"Huh!" grunts the Senator. "Hence the lamb stew, eh? I don't wonder! So you and Sis have undertaken to live in a forty-dollar apartment on a twenty-five-dollar salary, have you?"
"That's what it looks like, sir," says Mallory.
"And who is the financial genius that is to manage this enterprise?" says he.
"Why," says Skid, "Mrs. Mallory, I suppose. We have agreed that she should."
"Sis, eh?" says the Senator, smilin' kind of grim. "Well, you have my best wishes for your success."

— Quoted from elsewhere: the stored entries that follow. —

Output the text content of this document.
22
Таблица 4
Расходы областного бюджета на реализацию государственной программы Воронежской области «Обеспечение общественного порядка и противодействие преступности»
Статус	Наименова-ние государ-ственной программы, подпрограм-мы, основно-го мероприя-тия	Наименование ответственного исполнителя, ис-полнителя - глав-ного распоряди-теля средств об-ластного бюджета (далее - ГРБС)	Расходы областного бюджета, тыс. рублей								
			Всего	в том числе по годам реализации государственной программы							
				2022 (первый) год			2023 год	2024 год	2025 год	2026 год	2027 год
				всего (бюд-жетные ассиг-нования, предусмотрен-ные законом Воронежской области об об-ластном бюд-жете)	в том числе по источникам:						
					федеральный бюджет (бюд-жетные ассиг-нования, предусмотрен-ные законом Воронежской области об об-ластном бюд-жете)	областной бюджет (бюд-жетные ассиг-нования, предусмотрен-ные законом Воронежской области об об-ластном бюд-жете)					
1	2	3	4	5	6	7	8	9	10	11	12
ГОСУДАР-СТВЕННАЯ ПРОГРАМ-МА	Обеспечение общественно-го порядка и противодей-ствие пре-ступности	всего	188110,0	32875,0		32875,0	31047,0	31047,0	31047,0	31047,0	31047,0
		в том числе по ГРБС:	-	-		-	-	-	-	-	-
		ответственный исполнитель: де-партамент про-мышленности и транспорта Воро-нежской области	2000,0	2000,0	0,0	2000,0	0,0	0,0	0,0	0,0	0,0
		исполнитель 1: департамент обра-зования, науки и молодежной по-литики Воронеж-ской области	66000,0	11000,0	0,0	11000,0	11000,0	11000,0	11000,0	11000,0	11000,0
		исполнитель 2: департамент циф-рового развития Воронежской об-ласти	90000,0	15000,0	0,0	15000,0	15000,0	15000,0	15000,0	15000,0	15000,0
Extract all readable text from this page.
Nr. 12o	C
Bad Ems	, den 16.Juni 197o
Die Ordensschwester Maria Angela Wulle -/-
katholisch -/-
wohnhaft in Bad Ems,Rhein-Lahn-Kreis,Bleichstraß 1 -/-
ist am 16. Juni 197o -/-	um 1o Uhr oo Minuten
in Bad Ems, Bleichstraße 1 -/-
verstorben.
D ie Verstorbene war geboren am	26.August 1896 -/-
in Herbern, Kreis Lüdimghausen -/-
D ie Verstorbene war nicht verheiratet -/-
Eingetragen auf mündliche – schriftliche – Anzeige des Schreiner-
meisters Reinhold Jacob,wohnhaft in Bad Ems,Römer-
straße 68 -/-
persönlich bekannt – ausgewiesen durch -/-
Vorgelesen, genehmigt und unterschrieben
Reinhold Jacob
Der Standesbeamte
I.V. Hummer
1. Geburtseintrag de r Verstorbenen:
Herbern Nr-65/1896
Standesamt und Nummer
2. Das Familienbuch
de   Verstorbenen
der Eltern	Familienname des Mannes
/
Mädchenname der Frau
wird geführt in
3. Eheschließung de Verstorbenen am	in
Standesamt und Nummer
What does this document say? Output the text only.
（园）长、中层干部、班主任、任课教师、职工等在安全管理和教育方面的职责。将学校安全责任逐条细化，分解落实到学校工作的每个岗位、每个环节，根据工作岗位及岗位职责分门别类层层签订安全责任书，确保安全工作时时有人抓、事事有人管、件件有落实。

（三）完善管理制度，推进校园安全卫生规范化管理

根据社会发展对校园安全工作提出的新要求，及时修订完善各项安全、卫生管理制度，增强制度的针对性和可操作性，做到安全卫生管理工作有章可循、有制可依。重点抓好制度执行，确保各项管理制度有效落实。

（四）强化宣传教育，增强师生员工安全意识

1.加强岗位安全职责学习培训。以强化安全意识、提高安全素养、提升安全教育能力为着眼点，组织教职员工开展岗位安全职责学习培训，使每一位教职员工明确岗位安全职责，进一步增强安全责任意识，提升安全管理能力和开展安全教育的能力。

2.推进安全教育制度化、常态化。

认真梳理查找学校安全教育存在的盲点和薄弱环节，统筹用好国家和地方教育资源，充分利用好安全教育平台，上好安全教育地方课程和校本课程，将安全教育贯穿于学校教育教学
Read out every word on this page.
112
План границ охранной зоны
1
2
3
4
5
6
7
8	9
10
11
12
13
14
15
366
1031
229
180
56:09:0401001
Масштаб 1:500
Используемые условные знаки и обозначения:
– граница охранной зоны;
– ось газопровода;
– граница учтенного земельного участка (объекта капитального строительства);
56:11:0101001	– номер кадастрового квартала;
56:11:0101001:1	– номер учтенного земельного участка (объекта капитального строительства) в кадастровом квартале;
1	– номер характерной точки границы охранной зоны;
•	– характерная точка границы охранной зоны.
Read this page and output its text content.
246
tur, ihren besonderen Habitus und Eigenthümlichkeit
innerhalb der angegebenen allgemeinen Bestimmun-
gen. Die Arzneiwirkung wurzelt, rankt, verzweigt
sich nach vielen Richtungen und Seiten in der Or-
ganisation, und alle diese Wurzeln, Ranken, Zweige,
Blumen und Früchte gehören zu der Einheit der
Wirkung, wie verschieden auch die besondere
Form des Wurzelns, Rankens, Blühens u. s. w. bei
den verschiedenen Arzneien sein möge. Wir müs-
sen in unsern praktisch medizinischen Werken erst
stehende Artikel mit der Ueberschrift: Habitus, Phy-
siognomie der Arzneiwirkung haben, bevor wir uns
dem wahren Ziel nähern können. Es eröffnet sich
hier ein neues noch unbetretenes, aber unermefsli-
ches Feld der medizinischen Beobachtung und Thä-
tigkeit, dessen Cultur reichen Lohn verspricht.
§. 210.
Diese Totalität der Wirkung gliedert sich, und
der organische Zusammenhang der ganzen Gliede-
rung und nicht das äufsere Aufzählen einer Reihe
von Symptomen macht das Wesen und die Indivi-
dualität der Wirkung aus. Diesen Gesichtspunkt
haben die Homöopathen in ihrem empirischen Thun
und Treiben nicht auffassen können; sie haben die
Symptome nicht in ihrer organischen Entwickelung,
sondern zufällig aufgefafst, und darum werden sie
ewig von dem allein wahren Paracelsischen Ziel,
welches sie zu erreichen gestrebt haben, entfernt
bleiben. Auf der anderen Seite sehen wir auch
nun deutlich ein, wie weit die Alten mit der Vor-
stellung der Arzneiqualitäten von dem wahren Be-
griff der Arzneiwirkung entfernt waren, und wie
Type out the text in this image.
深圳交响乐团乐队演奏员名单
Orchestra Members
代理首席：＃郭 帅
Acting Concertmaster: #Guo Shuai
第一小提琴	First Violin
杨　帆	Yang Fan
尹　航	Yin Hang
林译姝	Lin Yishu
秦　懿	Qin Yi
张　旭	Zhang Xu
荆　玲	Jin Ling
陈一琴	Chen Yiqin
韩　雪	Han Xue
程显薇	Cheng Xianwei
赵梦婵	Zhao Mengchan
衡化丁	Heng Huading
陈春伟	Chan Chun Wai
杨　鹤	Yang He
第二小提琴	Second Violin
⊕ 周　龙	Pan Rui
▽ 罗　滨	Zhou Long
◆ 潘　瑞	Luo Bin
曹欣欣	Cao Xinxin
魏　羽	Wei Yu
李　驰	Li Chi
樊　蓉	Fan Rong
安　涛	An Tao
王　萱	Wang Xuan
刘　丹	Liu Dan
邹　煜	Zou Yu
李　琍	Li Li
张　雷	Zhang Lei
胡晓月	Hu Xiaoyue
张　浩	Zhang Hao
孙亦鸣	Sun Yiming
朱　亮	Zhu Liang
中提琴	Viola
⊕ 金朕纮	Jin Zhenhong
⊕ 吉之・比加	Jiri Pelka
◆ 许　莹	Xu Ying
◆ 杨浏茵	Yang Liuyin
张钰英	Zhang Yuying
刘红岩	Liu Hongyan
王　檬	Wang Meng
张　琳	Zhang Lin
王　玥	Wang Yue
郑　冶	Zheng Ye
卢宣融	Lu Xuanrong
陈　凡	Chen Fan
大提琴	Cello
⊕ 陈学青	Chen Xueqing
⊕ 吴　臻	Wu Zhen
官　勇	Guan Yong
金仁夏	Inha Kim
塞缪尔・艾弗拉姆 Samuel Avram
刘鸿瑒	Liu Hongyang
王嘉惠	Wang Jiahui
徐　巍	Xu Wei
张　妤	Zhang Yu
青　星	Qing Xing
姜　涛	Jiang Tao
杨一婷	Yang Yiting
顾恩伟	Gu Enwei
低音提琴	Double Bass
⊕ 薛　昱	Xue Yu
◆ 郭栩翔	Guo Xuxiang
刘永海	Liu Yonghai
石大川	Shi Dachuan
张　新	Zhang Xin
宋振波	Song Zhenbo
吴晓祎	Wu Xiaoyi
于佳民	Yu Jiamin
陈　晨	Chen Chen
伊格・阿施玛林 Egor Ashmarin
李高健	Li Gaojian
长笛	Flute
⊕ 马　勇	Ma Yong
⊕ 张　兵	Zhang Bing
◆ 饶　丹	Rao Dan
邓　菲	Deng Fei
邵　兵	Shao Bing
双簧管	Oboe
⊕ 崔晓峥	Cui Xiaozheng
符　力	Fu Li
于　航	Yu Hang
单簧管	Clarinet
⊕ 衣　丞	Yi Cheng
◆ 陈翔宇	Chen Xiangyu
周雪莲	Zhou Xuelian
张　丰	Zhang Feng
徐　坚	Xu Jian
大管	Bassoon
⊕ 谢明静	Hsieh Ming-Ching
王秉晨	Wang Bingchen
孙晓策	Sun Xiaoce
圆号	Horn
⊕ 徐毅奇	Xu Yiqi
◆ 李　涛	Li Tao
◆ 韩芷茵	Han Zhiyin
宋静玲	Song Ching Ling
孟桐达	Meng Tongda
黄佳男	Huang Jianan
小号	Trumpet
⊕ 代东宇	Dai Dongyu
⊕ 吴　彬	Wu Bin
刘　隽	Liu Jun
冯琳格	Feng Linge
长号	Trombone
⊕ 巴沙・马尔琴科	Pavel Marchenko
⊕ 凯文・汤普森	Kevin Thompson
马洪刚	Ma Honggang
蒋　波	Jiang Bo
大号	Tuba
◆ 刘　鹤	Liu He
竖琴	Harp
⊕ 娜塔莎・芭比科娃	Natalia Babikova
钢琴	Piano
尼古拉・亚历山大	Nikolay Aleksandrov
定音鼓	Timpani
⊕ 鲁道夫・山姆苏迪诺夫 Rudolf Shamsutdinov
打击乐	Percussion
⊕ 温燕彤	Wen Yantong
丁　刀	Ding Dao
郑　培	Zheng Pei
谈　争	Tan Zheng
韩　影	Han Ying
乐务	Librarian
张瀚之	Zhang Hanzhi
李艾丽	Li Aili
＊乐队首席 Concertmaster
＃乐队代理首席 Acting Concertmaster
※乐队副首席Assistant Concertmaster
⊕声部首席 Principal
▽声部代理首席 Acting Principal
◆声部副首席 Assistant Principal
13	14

Skid he flushes some behind the ears; but he only bows and says he's much obliged. You couldn't blame him for feelin' cut up, either; for it's all clear how the Senator has doped out an appeal for help within thirty days, and is willin' to wait for the call. I'm no shark on the cost of livin' myself; but even I could figure out a deficit. There's a call to dinner just then, though, and we all gathers round the stew.
Anyway, it was meant for a lamb stew. The potatoes was some hard, the gravy was so thin you'd thought it had been put in from the tea kettle as an afterthought, and the dumplin's hadn't the puffin' out charm worked on 'em for a cent. But the sliced carrots was kind of tasty and went all right with the baker's bread if you left off the bargain butter. Sis she tried to laugh at it all; but her eyes got kind of dewy at the corners.
"Never mind, dear," says Mother. "I'll telegraph for our old Martha to come on and cook for you."
"Why, certainly," says the Senator. "She could sleep on the fire escape, you know."
And say, that last comic jab of his, and the effect it had on Mr. and Mrs. Mallory, kind of got under my skin. I got to thinkin' hard and fast, and inside of five minutes I stumbles onto an idea.